This work introduces DADAO: the first decentralized, accelerated, asynchronous, primal, first-order algorithm to minimize a sum of $L$-smooth and $\mu$-strongly convex functions distributed over a given network of size $n$. Our key insight is based on modeling the local gradient updates and gossip communication procedures with separate independent Poisson Point Processes. This allows us to decouple the computation and communication steps, which can be run in parallel, while making the whole approach completely asynchronous, leading to communication acceleration compared to synchronous approaches. Our new method employs primal gradients and does not use a multi-consensus inner loop nor other ad-hoc mechanisms such as Error Feedback, Gradient Tracking, or a Proximal operator. By relating the inverse of the smallest positive eigenvalue of the Laplacian matrix $\chi_1$ and the maximal resistance $\chi_2\leq \chi_1$ of the graph to a sufficient minimal communication rate between the nodes of the network, we show that our algorithm requires $\mathcal{O}(n\sqrt{\frac{L}{\mu}}\log(\frac{1}{\epsilon}))$ local gradients and only $\mathcal{O}(n\sqrt{\chi_1\chi_2}\sqrt{\frac{L}{\mu}}\log(\frac{1}{\epsilon}))$ communications to reach a precision $\epsilon$, up to logarithmic terms. Thus, we simultaneously obtain an accelerated rate for both computations and communications, leading to an improvement over state-of-the-art works, our simulations further validating the strength of our relatively unconstrained method. We also propose a SDP relaxation to find the optimal gossip rate of each edge minimizing the total number of communications for a given graph, resulting in faster convergence compared to standard approaches relying on uniform communication weights. Our source code is released on a public repository.

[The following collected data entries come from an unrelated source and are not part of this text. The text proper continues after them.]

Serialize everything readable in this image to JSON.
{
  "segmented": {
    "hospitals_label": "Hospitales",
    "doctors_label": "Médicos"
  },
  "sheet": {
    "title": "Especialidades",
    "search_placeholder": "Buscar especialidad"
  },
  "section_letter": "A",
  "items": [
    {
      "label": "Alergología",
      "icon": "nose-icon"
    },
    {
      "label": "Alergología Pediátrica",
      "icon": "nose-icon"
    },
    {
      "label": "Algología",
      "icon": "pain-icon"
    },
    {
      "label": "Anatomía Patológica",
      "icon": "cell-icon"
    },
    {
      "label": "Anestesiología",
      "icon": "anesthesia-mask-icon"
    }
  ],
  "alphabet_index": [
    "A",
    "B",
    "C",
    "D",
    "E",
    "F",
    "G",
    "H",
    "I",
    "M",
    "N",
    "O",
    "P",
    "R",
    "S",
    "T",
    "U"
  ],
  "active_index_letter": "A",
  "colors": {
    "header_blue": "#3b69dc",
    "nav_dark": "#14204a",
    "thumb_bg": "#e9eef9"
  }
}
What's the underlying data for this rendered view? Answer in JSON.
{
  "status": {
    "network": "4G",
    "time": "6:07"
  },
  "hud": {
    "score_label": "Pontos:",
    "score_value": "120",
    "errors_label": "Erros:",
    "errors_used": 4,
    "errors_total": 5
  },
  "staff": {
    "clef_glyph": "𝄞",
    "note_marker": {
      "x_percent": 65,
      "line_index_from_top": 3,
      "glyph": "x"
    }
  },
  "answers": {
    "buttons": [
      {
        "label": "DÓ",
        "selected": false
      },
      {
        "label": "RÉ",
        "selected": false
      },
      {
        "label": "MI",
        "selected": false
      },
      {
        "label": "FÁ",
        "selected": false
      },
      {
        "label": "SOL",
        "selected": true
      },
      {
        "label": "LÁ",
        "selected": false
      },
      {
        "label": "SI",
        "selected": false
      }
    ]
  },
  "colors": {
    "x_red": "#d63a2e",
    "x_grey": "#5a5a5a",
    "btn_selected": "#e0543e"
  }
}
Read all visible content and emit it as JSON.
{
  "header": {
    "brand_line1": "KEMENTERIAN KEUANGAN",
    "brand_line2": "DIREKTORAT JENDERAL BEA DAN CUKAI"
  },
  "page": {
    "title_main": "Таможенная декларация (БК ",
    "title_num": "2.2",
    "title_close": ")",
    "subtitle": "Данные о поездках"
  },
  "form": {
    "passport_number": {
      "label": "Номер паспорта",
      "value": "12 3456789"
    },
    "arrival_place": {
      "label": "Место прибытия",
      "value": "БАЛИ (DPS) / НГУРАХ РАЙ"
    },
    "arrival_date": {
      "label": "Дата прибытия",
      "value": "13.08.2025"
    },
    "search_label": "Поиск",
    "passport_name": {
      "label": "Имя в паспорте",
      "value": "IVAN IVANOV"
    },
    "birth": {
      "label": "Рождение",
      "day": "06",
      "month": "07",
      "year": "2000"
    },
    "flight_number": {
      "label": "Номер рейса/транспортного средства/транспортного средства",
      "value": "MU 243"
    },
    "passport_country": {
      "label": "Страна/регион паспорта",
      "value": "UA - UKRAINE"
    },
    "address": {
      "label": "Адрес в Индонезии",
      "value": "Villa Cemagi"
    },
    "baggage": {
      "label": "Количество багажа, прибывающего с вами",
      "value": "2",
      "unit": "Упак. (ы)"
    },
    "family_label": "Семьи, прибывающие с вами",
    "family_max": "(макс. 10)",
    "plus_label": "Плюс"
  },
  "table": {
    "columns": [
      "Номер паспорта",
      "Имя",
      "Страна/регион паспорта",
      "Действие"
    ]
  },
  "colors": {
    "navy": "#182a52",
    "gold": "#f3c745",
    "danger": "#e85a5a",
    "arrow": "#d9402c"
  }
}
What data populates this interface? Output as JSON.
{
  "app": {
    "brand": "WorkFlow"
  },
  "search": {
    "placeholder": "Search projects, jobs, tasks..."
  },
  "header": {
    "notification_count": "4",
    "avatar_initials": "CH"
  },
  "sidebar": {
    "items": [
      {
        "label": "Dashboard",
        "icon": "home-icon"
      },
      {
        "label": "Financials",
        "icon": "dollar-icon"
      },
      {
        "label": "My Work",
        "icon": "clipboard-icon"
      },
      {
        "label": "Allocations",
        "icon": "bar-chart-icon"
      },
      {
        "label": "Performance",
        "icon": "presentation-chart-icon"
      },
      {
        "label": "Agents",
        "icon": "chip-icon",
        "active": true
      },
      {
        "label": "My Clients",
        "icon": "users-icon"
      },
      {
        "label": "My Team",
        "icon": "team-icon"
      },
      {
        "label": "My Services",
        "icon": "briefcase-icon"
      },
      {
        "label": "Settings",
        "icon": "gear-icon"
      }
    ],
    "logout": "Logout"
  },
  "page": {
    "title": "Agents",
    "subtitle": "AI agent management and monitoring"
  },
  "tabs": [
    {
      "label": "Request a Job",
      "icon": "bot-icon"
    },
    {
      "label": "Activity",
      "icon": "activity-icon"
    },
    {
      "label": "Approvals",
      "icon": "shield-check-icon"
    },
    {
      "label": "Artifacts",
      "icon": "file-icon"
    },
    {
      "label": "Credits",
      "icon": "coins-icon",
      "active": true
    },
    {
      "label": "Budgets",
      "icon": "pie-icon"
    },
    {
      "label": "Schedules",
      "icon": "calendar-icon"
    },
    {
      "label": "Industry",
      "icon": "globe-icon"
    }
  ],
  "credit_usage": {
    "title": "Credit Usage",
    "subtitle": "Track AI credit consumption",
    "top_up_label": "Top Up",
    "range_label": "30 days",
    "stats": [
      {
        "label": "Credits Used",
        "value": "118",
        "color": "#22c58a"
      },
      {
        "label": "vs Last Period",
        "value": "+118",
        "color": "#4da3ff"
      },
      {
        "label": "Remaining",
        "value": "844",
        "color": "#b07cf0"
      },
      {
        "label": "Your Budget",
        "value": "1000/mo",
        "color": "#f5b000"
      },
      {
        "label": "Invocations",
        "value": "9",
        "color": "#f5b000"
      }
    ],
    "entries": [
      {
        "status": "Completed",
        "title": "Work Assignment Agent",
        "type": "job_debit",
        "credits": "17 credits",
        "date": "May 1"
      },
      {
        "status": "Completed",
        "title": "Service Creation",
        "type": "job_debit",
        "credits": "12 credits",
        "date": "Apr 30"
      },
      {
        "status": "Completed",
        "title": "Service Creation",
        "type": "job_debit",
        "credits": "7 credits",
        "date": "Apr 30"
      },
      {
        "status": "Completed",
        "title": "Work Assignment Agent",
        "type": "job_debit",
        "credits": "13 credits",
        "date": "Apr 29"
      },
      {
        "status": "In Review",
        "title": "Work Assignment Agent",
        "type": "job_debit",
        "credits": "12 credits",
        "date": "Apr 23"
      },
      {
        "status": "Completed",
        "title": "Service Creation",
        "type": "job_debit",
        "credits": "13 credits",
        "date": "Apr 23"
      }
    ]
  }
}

翻译：本文提出DADAO：首个去中心化、加速、异步、原始一阶算法，用于最小化分布在给定规模为$n$的网络上的$L$-光滑且$\mu$-强凸函数之和。我们的关键洞见在于将局部梯度更新和八卦通信过程分别建模为独立的泊松点过程。这使得我们可以解耦计算与通信步骤（两者可并行运行），同时使整个方法完全异步，从而相比同步方法实现通信加速。新方法采用原始梯度，无需多共识内循环或其他特殊机制（如误差反馈、梯度追踪或近端算子）。通过将拉普拉斯矩阵最小正特征值的倒数$\chi_1$和图的极大电阻$\chi_2\leq \chi_1$关联到网络节点间足够的最小通信速率，我们证明该算法在达到精度$\epsilon$时（忽略对数项）需要$\mathcal{O}(n\sqrt{\frac{L}{\mu}}\log(\frac{1}{\epsilon}))$次局部梯度和仅$\mathcal{O}(n\sqrt{\chi_1\chi_2}\sqrt{\frac{L}{\mu}}\log(\frac{1}{\epsilon}))$次通信。因此，我们同时获得了计算和通信的加速率，优于现有工作，仿真结果进一步验证了我们相对无约束方法的优势。我们还提出了一个SDP松弛方法，以优化给定图中每条边的八卦速率，最小化总通信次数，相比依赖均匀通信权重的标准方法收敛更快。我们的源代码已在公共仓库中发布。